I said in my last post that the fun and frolics in the Zocalo and elsewhere are just little warm up exercises for the real thing. What Day of the Dead is all about. Some would go so far to say that the traditional Day of the Dead is gradually being eroded by Halloween, the US variant. But I’m not sure that’s entirely true.
It is safe to say that elements have intruded on Day of the Dead. But much of it is extra, not instead of. Day of the Dead is really about remembering your dead relatives, and that is still very much a prominent feature of the festival. Go to any graveyard on the evening of November 1st and you’ll see what I mean.

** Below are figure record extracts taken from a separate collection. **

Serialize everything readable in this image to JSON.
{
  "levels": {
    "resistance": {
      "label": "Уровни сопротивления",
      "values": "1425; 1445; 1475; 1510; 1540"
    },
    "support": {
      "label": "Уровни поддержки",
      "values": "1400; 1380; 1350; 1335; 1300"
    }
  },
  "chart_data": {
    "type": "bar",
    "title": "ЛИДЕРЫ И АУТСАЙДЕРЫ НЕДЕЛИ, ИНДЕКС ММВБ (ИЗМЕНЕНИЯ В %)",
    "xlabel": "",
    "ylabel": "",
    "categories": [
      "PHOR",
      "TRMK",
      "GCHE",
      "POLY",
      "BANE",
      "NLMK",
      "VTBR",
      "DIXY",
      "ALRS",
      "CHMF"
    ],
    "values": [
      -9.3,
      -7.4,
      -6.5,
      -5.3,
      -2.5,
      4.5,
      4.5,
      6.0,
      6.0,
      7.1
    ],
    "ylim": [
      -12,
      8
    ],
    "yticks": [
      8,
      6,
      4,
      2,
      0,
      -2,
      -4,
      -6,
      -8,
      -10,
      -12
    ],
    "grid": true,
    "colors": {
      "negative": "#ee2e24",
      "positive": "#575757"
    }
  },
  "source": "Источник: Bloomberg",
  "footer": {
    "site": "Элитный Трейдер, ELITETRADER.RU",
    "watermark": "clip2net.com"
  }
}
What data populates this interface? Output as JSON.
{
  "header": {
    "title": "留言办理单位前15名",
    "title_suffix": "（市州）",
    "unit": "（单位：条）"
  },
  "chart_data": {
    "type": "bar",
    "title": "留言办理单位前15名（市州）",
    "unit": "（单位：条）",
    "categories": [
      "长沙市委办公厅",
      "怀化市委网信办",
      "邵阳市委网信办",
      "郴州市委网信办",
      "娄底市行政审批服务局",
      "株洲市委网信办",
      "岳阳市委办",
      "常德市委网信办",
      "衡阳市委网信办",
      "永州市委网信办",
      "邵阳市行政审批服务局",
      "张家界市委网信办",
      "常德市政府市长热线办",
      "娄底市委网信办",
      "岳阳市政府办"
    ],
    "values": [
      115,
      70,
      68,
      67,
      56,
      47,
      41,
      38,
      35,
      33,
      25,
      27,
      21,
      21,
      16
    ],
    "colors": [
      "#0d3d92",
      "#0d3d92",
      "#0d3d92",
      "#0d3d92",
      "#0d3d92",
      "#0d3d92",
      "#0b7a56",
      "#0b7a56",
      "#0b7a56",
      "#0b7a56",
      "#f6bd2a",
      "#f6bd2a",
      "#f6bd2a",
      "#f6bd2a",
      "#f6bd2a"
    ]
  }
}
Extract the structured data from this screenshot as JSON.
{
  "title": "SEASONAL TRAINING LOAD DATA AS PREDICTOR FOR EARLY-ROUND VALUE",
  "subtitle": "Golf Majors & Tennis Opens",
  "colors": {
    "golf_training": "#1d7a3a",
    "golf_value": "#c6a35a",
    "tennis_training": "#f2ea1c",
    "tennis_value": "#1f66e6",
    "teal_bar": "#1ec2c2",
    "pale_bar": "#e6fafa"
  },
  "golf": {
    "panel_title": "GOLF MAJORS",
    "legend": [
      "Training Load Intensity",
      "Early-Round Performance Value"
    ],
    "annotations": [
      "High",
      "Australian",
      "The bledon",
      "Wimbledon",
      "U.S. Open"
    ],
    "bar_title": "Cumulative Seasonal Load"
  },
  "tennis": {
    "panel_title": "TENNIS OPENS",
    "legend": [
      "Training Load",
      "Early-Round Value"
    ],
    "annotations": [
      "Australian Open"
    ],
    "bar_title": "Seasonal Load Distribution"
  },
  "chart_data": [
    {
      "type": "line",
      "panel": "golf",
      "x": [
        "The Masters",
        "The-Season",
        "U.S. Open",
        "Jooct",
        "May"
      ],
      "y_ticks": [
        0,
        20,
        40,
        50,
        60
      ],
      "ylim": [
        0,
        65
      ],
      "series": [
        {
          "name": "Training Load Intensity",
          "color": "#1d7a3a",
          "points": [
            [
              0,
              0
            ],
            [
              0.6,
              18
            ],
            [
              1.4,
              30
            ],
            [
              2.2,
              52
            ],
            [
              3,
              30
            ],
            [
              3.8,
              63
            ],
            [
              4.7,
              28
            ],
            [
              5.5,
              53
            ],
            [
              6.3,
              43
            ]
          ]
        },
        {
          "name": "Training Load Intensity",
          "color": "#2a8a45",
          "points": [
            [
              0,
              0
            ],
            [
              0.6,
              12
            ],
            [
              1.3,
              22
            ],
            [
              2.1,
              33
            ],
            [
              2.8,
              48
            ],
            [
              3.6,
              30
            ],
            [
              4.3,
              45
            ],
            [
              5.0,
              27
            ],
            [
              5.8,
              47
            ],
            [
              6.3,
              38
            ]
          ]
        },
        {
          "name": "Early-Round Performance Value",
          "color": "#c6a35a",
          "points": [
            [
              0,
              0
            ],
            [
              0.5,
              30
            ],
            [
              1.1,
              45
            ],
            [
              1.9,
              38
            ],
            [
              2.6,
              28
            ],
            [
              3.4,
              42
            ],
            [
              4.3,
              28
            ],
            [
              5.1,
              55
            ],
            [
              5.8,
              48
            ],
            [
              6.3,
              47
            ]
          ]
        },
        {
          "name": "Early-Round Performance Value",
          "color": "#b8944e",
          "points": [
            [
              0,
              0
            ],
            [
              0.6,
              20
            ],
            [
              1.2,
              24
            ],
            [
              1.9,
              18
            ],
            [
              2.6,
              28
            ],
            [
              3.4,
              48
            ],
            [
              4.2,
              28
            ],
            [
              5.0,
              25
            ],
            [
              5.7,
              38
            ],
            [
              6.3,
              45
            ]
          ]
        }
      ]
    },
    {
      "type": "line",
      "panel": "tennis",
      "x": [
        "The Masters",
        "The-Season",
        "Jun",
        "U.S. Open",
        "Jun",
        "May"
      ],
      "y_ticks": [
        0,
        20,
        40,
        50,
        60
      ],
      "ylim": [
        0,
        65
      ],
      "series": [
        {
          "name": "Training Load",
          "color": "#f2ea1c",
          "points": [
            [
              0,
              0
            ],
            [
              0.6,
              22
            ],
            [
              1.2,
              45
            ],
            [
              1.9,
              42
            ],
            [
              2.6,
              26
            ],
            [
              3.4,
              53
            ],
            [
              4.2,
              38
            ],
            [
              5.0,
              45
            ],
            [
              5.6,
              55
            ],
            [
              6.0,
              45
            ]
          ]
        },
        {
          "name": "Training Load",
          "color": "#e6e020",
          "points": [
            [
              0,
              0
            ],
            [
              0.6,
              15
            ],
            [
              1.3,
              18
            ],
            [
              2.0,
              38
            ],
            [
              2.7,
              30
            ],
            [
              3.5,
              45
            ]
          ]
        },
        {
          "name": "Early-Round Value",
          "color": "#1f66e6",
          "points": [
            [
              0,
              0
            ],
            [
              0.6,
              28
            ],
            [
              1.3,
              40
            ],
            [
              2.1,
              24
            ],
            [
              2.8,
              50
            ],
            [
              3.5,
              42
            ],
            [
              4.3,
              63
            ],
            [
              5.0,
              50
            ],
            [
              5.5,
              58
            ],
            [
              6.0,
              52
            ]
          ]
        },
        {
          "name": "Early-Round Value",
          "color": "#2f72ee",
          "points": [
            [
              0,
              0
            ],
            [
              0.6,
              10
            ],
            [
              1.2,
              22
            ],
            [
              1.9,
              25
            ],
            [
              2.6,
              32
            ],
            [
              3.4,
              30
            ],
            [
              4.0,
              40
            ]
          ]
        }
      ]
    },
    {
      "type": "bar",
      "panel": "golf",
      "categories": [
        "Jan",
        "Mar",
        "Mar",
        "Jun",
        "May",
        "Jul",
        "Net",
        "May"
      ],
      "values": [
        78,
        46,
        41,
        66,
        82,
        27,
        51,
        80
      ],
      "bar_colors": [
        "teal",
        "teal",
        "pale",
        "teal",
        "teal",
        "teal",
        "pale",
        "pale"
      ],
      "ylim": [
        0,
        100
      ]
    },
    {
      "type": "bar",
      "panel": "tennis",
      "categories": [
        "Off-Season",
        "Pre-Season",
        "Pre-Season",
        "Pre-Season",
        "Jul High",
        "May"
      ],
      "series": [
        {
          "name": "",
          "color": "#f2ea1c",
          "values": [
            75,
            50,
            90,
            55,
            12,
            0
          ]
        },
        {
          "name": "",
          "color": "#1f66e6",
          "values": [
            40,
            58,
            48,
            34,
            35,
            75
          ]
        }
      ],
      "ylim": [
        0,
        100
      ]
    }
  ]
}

All the tombs have been covered in flowers and candles, and the place will be alive with people come to spend some time with their dearly departed.
For the second year running I went to a little town near Texcoco, on the outskirts on the city with Paola and her family. They still have relatives living in the town, and the first stop is their house. They had lots of flower petals lining the path up to the front door – they lost a baby many years ago, and the yellow/ornage petals guide the spirit to the right place!
Then it’s on to the graveyard where Paola’s paternal grandfather and grandmother are buried. The photo below is of granny’s grave. She died a long time ago now, back in 1963 at the very young age of 30. She’d have been 75 now, which most westerners would consider average. Yet she passed on just a few months before JFK met his maker.